Le roman de Ha Jin a été lui aussi victime de cette même censure. La presse chinoise officielle l’a qualifié de « malhonnête » et l’a accusé d’« enlaidir » la Chine pour le compte des Etats-Unis et de promouvoir les vieux stéréotypes qui existent sur les Chinois. Suite à ces accusations, et malgré le fait que ce livre ait reçu aux Etats-Unis en 1999 le National Book Award, tous les projets de publication et de traduction de ce roman ont été annulés. Il semble que ce qui déplaît le plus aux autorités chinoises ne soit pas seulement la description que fait l’auteur de l’autorité absolue exercée par le Parti et par l’Armée populaire de libération, mais surtout la représentation tout aussi claire du désir qu’ont les personnages du roman de se délivrer de leurs chaînes, comme le montre l’exemple cité plus haut de la dissimulation des livres.
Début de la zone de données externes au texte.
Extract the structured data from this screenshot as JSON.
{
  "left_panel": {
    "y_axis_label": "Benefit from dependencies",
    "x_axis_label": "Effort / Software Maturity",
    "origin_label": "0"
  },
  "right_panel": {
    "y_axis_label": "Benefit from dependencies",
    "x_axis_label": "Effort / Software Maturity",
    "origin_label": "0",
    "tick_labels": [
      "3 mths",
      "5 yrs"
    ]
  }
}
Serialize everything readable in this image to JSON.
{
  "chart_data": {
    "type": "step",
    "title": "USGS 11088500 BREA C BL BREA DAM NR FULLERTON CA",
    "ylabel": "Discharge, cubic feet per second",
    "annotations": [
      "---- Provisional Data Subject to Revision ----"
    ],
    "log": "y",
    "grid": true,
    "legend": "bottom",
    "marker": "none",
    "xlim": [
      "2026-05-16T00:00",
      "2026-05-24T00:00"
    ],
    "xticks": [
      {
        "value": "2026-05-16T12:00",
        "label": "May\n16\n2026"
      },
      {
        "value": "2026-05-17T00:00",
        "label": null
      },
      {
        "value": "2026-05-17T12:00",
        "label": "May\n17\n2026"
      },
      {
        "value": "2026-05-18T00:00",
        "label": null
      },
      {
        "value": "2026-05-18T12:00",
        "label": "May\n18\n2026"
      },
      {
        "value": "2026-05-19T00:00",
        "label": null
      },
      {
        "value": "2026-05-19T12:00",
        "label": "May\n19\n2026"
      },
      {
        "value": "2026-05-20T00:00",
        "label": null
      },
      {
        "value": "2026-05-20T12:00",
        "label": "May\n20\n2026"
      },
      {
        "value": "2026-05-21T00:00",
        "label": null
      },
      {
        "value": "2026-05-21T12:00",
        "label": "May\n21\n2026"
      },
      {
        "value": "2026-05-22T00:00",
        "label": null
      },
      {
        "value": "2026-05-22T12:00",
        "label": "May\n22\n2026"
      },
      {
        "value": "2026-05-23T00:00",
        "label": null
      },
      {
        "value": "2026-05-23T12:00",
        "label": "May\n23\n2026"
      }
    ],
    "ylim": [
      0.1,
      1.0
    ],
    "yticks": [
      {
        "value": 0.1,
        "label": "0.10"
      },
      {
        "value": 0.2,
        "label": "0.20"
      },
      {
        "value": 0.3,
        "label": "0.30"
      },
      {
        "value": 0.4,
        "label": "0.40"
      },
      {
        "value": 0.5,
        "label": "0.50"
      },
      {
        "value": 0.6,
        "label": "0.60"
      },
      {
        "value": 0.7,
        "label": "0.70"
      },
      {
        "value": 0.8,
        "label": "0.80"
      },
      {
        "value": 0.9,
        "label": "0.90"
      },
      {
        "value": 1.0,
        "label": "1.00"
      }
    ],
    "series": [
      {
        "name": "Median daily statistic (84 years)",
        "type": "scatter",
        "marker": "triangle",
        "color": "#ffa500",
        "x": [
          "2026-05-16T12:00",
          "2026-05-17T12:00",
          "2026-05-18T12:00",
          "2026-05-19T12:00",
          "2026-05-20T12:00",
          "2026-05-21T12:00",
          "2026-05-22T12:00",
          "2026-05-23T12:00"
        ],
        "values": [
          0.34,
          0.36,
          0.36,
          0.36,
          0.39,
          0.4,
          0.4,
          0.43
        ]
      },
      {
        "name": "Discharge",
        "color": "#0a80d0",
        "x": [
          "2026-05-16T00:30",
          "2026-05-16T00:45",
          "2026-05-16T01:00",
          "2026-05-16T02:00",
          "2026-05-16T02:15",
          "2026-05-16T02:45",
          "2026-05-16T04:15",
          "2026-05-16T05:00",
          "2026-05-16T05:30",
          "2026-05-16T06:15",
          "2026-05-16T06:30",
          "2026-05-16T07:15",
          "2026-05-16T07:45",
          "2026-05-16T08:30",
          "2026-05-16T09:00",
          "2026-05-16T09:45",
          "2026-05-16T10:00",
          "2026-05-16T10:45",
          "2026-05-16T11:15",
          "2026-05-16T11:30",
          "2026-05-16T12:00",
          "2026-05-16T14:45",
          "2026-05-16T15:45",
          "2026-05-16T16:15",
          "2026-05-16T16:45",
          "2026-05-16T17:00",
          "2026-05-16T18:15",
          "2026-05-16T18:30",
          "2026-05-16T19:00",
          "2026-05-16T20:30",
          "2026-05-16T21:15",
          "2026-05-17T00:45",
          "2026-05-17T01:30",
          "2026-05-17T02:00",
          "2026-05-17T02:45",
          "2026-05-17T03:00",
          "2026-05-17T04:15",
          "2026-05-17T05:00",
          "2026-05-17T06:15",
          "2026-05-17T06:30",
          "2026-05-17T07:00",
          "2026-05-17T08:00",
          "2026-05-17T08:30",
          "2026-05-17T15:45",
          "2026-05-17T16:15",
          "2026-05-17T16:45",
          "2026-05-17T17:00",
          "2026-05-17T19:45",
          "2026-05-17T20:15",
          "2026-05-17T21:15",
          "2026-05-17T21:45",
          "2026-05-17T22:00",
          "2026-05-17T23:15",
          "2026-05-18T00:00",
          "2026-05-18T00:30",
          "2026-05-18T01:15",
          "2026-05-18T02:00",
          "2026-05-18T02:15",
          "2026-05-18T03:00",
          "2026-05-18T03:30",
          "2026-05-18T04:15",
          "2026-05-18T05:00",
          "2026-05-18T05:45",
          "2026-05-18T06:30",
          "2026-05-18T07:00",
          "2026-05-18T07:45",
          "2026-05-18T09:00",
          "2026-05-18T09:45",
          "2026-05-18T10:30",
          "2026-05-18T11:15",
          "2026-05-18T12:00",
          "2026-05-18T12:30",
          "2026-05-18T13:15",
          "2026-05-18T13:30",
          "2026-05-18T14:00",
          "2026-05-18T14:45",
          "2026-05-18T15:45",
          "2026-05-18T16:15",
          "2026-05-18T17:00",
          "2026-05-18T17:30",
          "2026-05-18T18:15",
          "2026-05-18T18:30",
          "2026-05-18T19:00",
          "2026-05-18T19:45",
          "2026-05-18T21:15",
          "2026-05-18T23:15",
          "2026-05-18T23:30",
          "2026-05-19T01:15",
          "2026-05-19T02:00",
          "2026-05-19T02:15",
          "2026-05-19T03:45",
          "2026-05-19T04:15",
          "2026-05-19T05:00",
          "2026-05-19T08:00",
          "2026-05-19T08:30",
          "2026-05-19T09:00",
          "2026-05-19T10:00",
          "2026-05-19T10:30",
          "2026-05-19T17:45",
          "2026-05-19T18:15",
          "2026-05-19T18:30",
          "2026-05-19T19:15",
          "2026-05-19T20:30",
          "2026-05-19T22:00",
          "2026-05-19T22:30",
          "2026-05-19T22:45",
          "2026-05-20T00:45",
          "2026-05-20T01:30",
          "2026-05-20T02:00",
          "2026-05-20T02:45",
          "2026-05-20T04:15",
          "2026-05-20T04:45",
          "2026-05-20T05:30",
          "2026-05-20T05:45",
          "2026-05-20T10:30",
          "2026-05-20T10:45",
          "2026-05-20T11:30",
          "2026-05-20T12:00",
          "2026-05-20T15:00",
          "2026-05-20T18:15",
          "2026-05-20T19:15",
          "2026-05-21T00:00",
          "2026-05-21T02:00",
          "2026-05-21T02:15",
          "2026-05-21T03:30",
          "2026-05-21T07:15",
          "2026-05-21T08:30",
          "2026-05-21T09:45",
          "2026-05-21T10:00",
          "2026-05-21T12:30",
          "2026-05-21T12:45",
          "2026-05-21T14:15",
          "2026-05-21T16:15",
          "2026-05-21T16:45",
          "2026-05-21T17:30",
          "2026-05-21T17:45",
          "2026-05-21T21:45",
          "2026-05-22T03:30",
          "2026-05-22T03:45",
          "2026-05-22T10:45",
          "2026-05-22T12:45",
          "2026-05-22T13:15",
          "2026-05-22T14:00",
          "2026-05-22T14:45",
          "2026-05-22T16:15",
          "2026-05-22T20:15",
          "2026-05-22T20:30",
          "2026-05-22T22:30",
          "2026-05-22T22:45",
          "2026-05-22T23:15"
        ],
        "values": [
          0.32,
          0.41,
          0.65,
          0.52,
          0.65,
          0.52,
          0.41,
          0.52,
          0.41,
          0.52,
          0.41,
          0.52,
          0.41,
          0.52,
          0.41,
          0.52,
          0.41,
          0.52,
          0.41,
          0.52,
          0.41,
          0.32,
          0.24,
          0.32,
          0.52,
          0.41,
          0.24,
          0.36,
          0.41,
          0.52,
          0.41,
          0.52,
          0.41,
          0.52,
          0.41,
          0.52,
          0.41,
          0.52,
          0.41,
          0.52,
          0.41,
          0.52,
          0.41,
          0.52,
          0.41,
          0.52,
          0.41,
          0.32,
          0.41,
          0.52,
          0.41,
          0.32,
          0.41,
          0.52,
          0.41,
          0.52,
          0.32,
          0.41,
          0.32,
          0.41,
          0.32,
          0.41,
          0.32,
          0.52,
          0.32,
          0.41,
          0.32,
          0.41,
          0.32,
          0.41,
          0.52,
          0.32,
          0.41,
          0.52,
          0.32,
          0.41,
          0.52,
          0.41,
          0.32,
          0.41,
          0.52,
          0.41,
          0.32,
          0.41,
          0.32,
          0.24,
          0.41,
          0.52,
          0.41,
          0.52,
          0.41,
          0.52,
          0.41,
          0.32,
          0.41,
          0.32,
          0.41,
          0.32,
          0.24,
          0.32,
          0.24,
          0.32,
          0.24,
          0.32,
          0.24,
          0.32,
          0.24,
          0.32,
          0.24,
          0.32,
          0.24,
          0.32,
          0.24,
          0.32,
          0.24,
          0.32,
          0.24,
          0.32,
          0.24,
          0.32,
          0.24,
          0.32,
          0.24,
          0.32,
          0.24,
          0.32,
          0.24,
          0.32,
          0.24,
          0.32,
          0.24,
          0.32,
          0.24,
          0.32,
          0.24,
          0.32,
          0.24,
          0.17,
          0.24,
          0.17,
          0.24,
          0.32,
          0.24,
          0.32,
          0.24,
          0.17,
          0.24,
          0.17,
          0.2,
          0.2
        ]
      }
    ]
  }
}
On peut toutefois se demander si ce n’est pas l’évocation persistante de la pudibonderie sexuelle régnant à l’époque qui a le plus irrité les censeurs. L’auteur montre bien en effet que le contrôle exercé par le Parti et l’armée s’étendait à la vie privée de chaque individu au point que Lin Kong ne pouvait même pas entretenir une amitié platonique avec une femme sans être convoqué par ses supérieurs. Le fait qu’il ait pu, avant tout, être muté si loin de son épouse n’est qu’un autre exemple. En réalité, c’est bien la peur des conséquences de leurs actes qui a dissuadé Lin Kong et Manna de s’engager dans une relation physique avant que le divorce ne soit prononcé. Bien que tout leur entourage, y compris leurs supérieurs qui appliquent le règlement, sache que Lin Kong n’aime pas sa femme, et entretient une relation avec Manna, cette relation ne peut aller plus loin. L’aspect le plus ironique de cette censure est, toutefois, la prétention de la Révolution culturelle d’incarner la destruction totale de la culture chinoise traditionnelle, en particulier le patriarcat confucéen qui, aux yeux des communistes, était responsable des mariages arrangés et des amours réprimées. Pourtant, ce que nous décrit ce roman, c’est bien un Parti et une armée qui, du moins dans le domaine des mœurs sexuelles, ne fait que reprendre et amplifier ces pratiques. Le fait que Lin Kong porte le même nom que Confucius ne fait que renforcer la satire. Ce n’est pas tant la description des excès politiques violents de la Révolution culturelle, aujourd’hui autorisée et parfois même encouragée par la censure, que celle des outrances politiques subtiles qui a fait que Waiting s’est attiré les foudres des censeurs, conduisant ces derniers à qualifier ce roman d’immoral.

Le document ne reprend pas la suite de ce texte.